The addition has been designed to have a simple, symmetrically, rigorously ordered elevation with repeating vertically-oriented window openings that relate to the proportions, spacing, scale and vertical orientation of fenestration on the Patterson House. The cladding of white spandrel glass is intended to provide a similar polish and crispness to the addition as is provided by the white marble on landmark while clearly reading as a contemporary building. The addition’s simple geometric form, symmetrical composition, flat roofline, and smooth wall surfaces are somewhat reminiscent of Neo-Formalist modernism from the 1960s and 1970s, where it was often used in Washington to relate to the city’s context of classical buildings. However, rather than being clad in marble or another stone, as was typical of that era, the addition takes advantage of advancements in glass technology to create a quiet and elegant companion that relates to but doesn’t compete with the landmark.

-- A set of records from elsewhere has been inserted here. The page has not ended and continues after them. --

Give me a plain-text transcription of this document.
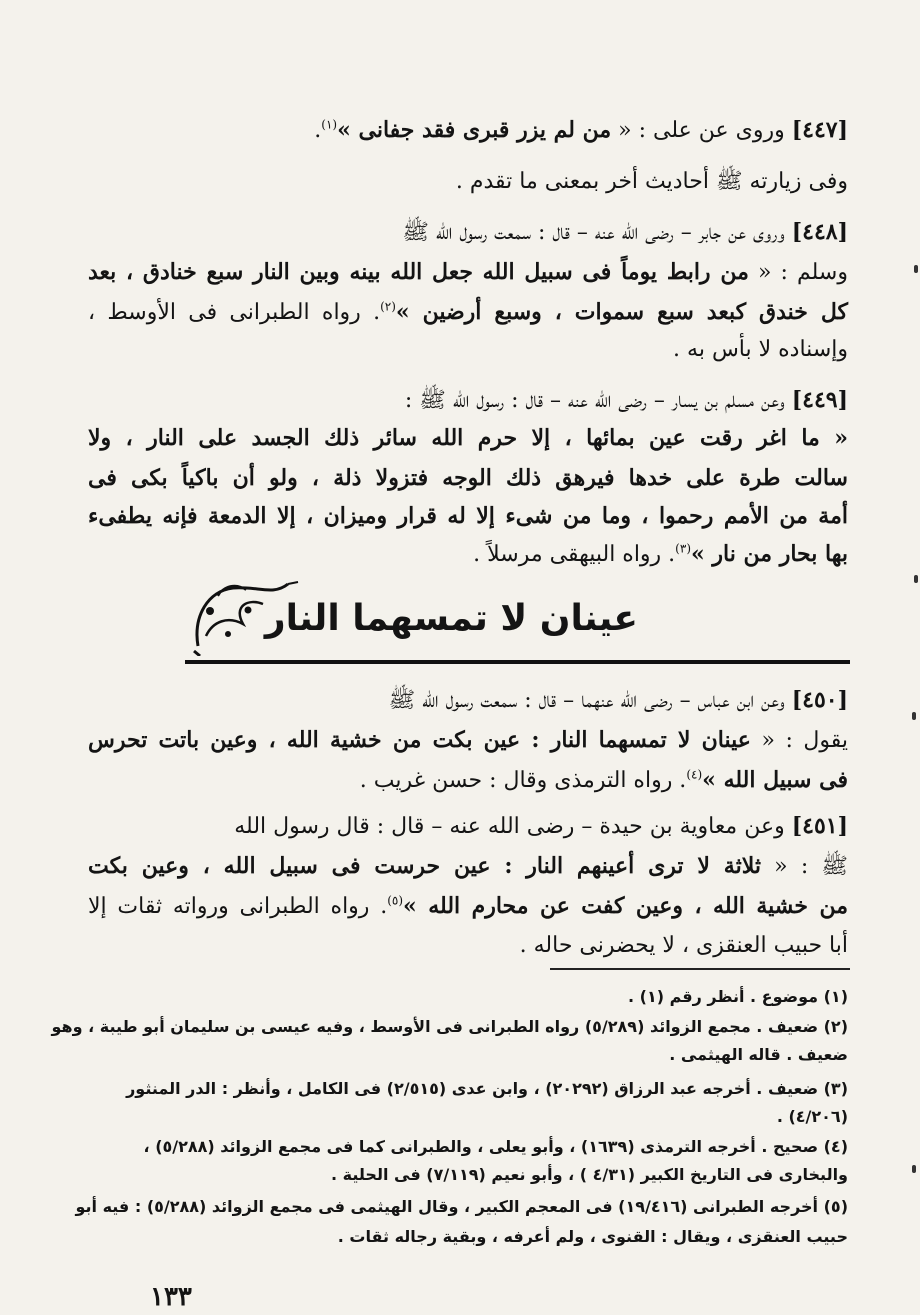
[٤٤٧] وروى عن على : « من لم يزر قبرى فقد جفانى »$^{(١)}$.
وفى زيارته ﷺ أحاديث أخر بمعنى ما تقدم .
[٤٤٨] وروى عن جابر – رضى الله عنه – قال : سمعت رسول الله ﷺ
وسلم : « من رابط يوماً فى سبيل الله جعل الله بينه وبين النار سبع خنادق ، بعد
كل خندق كبعد سبع سموات ، وسبع أرضين »$^{(٢)}$. رواه الطبرانى فى الأوسط ،
وإسناده لا بأس به .
[٤٤٩] وعن مسلم بن يسار – رضى الله عنه – قال : رسول الله ﷺ :
« ما اغر رقت عين بمائها ، إلا حرم الله سائر ذلك الجسد على النار ، ولا
سالت طرة على خدها فيرهق ذلك الوجه فتزولا ذلة ، ولو أن باكياً بكى فى
أمة من الأمم رحموا ، وما من شىء إلا له قرار وميزان ، إلا الدمعة فإنه يطفىء
بها بحار من نار »$^{(٣)}$. رواه البيهقى مرسلاً .
[٤٥٠] وعن ابن عباس – رضى الله عنهما – قال : سمعت رسول الله ﷺ
يقول : « عينان لا تمسهما النار : عين بكت من خشية الله ، وعين باتت تحرس
فى سبيل الله »$^{(٤)}$. رواه الترمذى وقال : حسن غريب .
[٤٥١] وعن معاوية بن حيدة – رضى الله عنه – قال : قال رسول الله
ﷺ : « ثلاثة لا ترى أعينهم النار : عين حرست فى سبيل الله ، وعين بكت
من خشية الله ، وعين كفت عن محارم الله »$^{(٥)}$. رواه الطبرانى ورواته ثقات إلا
أبا حبيب العنقزى ، لا يحضرنى حاله .
عينان لا تمسهما النار
(١) موضوع . أنظر رقم (١) .
(٢) ضعيف . مجمع الزوائد (٥/٢٨٩) رواه الطبرانى فى الأوسط ، وفيه عيسى بن سليمان أبو طيبة ، وهو
ضعيف . قاله الهيثمى .
(٣) ضعيف . أخرجه عبد الرزاق (٢٠٢٩٢) ، وابن عدى (٢/٥١٥) فى الكامل ، وأنظر : الدر المنثور
(٤/٢٠٦) .
(٤) صحيح . أخرجه الترمذى (١٦٣٩) ، وأبو يعلى ، والطبرانى كما فى مجمع الزوائد (٥/٢٨٨) ،
والبخارى فى التاريخ الكبير (٤/٣١ ) ، وأبو نعيم (٧/١١٩) فى الحلية .
(٥) أخرجه الطبرانى (١٩/٤١٦) فى المعجم الكبير ، وقال الهيثمى فى مجمع الزوائد (٥/٢٨٨) : فيه أبو
حبيب العنقزى ، ويقال : القنوى ، ولم أعرفه ، وبقية رجاله ثقات .
١٣٣
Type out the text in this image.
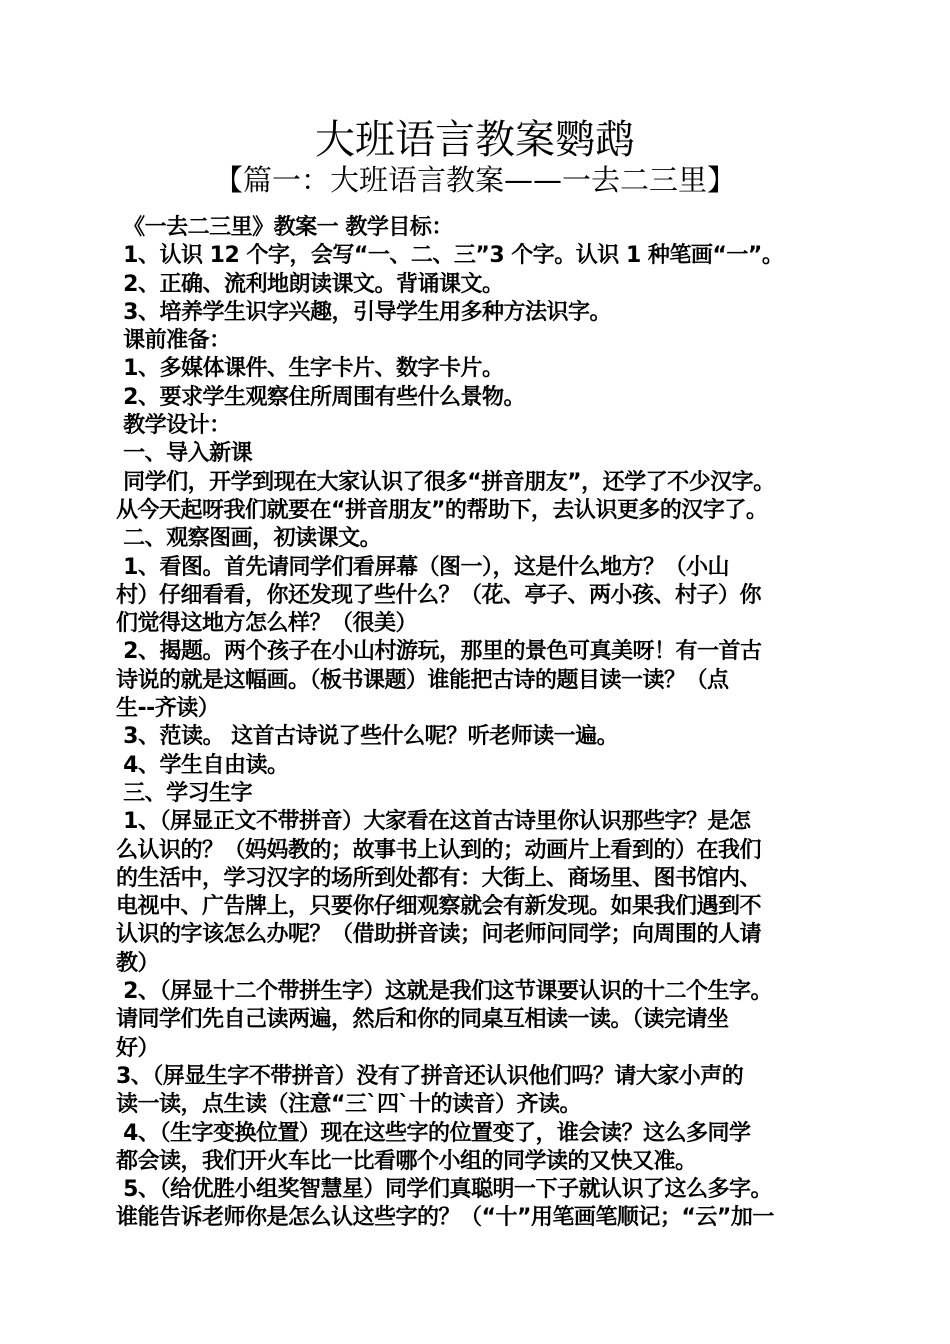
大班语言教案鹦鹉
【篇一：大班语言教案——一去二三里】

《一去二三里》教案一 教学目标：

1、认识 12 个字，会写“一、二、三”3 个字。认识 1 种笔画“一”。

2、正确、流利地朗读课文。背诵课文。

3、培养学生识字兴趣，引导学生用多种方法识字。

课前准备：

1、多媒体课件、生字卡片、数字卡片。

2、要求学生观察住所周围有些什么景物。

教学设计：

一、导入新课

同学们，开学到现在大家认识了很多“拼音朋友”，还学了不少汉字。

从今天起呀我们就要在“拼音朋友”的帮助下，去认识更多的汉字了。

二、观察图画，初读课文。

1、看图。首先请同学们看屏幕（图一），这是什么地方？（小山

村）仔细看看，你还发现了些什么？（花、亭子、两小孩、村子）你

们觉得这地方怎么样？（很美）

2、揭题。两个孩子在小山村游玩，那里的景色可真美呀！有一首古

诗说的就是这幅画。（板书课题）谁能把古诗的题目读一读？（点

生--齐读）

3、范读。 这首古诗说了些什么呢？听老师读一遍。

4、学生自由读。

三、学习生字

1、（屏显正文不带拼音）大家看在这首古诗里你认识那些字？是怎

么认识的？（妈妈教的；故事书上认到的；动画片上看到的）在我们

的生活中，学习汉字的场所到处都有：大街上、商场里、图书馆内、

电视中、广告牌上，只要你仔细观察就会有新发现。如果我们遇到不

认识的字该怎么办呢？（借助拼音读；问老师问同学；向周围的人请

教）

2、（屏显十二个带拼生字）这就是我们这节课要认识的十二个生字。

请同学们先自己读两遍，然后和你的同桌互相读一读。（读完请坐

好）

3、（屏显生字不带拼音）没有了拼音还认识他们吗？请大家小声的

读一读，点生读（注意“三`四`十的读音）齐读。

4、（生字变换位置）现在这些字的位置变了，谁会读？这么多同学

都会读，我们开火车比一比看哪个小组的同学读的又快又准。

5、（给优胜小组奖智慧星）同学们真聪明一下子就认识了这么多字。

谁能告诉老师你是怎么认这些字的？（“十”用笔画笔顺记；“云”加一
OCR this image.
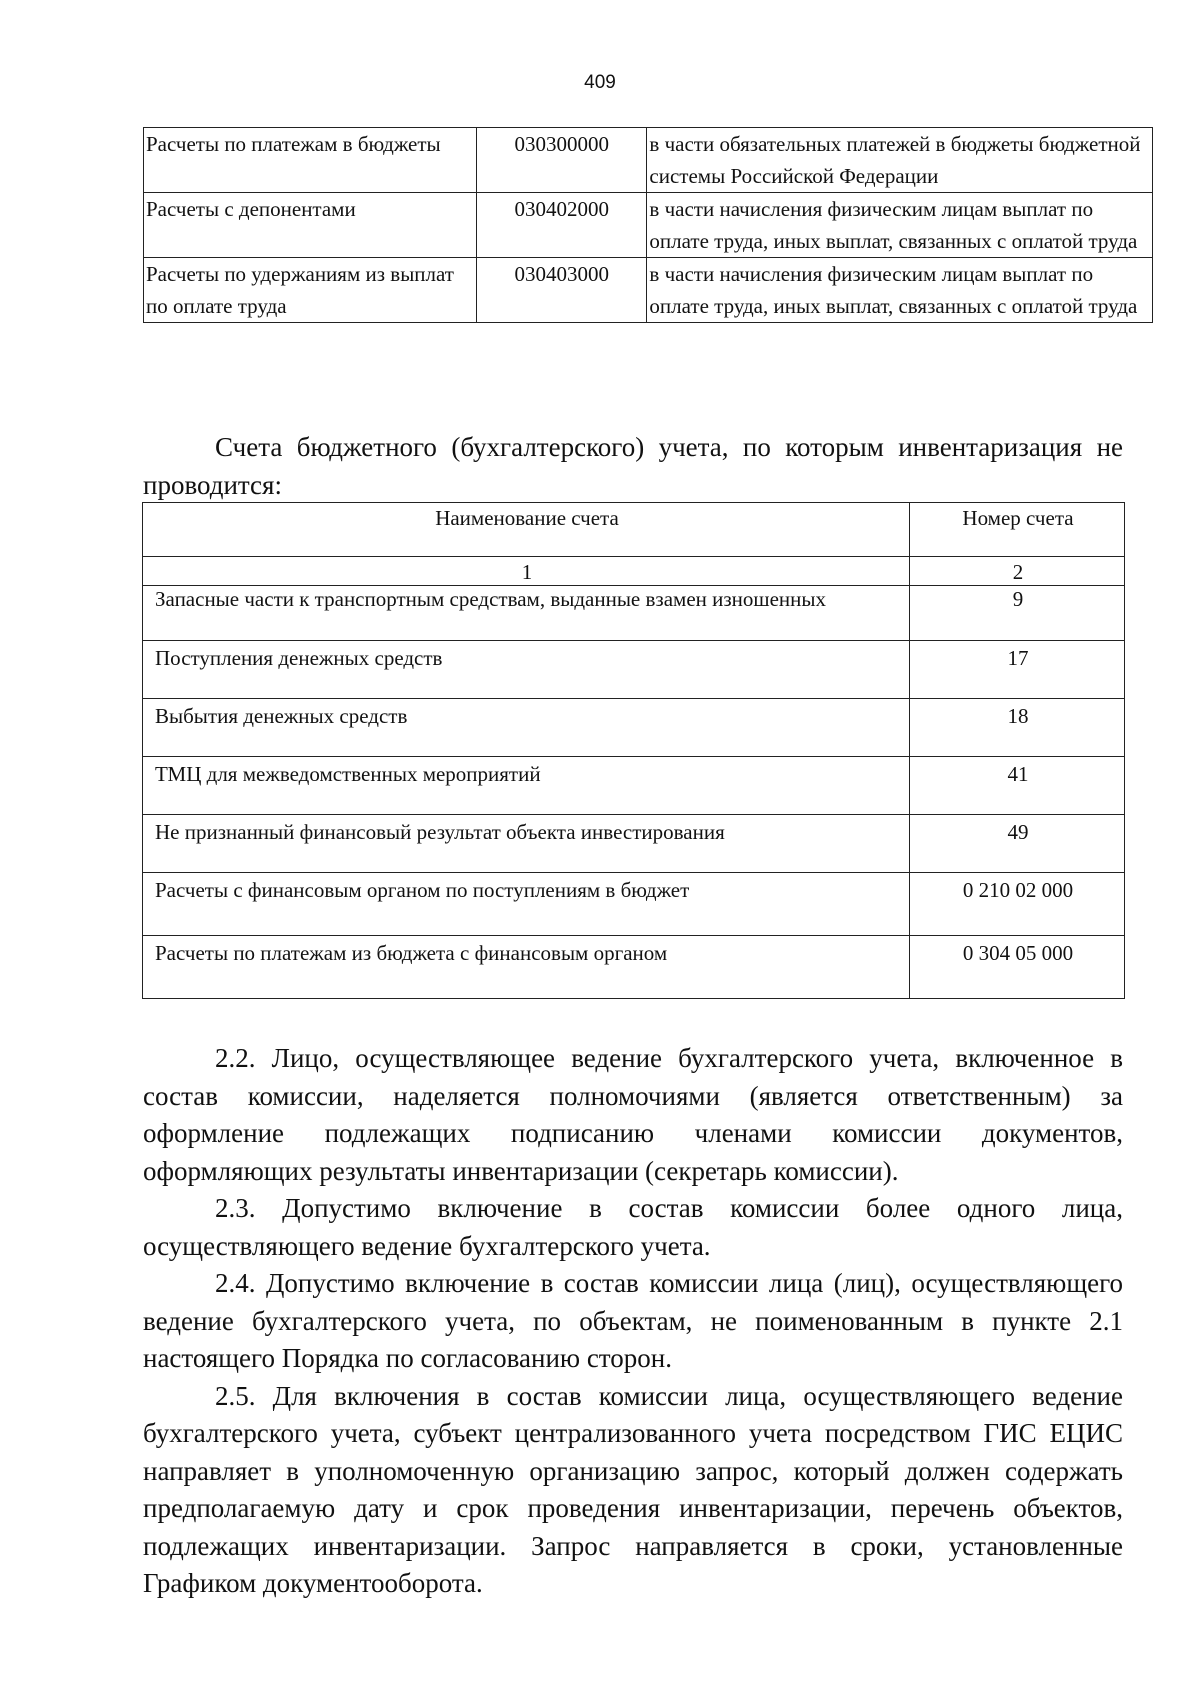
409
Расчеты по платежам в бюджеты	030300000	в части обязательных платежей в бюджеты бюджетной системы Российской Федерации
Расчеты с депонентами	030402000	в части начисления физическим лицам выплат по оплате труда, иных выплат, связанных с оплатой труда
Расчеты по удержаниям из выплат по оплате труда	030403000	в части начисления физическим лицам выплат по оплате труда, иных выплат, связанных с оплатой труда

Счета бюджетного (бухгалтерского) учета, по которым инвентаризация не проводится:

Наименование счета	Номер счета
1	2
Запасные части к транспортным средствам, выданные взамен изношенных	9
Поступления денежных средств	17
Выбытия денежных средств	18
ТМЦ для межведомственных мероприятий	41
Не признанный финансовый результат объекта инвестирования	49
Расчеты с финансовым органом по поступлениям в бюджет	0 210 02 000
Расчеты по платежам из бюджета с финансовым органом	0 304 05 000

2.2. Лицо, осуществляющее ведение бухгалтерского учета, включенное в состав комиссии, наделяется полномочиями (является ответственным) за оформление подлежащих подписанию членами комиссии документов, оформляющих результаты инвентаризации (секретарь комиссии).

2.3. Допустимо включение в состав комиссии более одного лица, осуществляющего ведение бухгалтерского учета.

2.4. Допустимо включение в состав комиссии лица (лиц), осуществляющего ведение бухгалтерского учета, по объектам, не поименованным в пункте 2.1 настоящего Порядка по согласованию сторон.

2.5. Для включения в состав комиссии лица, осуществляющего ведение бухгалтерского учета, субъект централизованного учета посредством ГИС ЕЦИС направляет в уполномоченную организацию запрос, который должен содержать предполагаемую дату и срок проведения инвентаризации, перечень объектов, подлежащих инвентаризации. Запрос направляется в сроки, установленные Графиком документооборота.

As the design continues to be developed, attention should be given to the side elevations of both the glass frontispiece element and the seven-story mass behind. It is unclear why the west side of the glass element is fenestrated with punched windows as on the front elevation while the east side has windows that appear to wrap the corner. The long east elevation of the seven-story element, prominently visible from 18th Street, presents a difficult design challenge as the extent of fenestration on this property line wall is limited by the fire code. Nevertheless, as it will form the backdrop to the landmark Boardman House (Iraqi Embassy), it will be important to provide this wall with an organization and scale that relates to the residential character of the surrounding buildings. More specific information on the materials and detailing of the elevations should be shared with the Board and HPO when developed.

Recommendation The HPO recommends that the Board find the proposed concept to be generally compatible with the landmark and the character of the Dupont Circle and Massachusetts Avenue Historic Districts.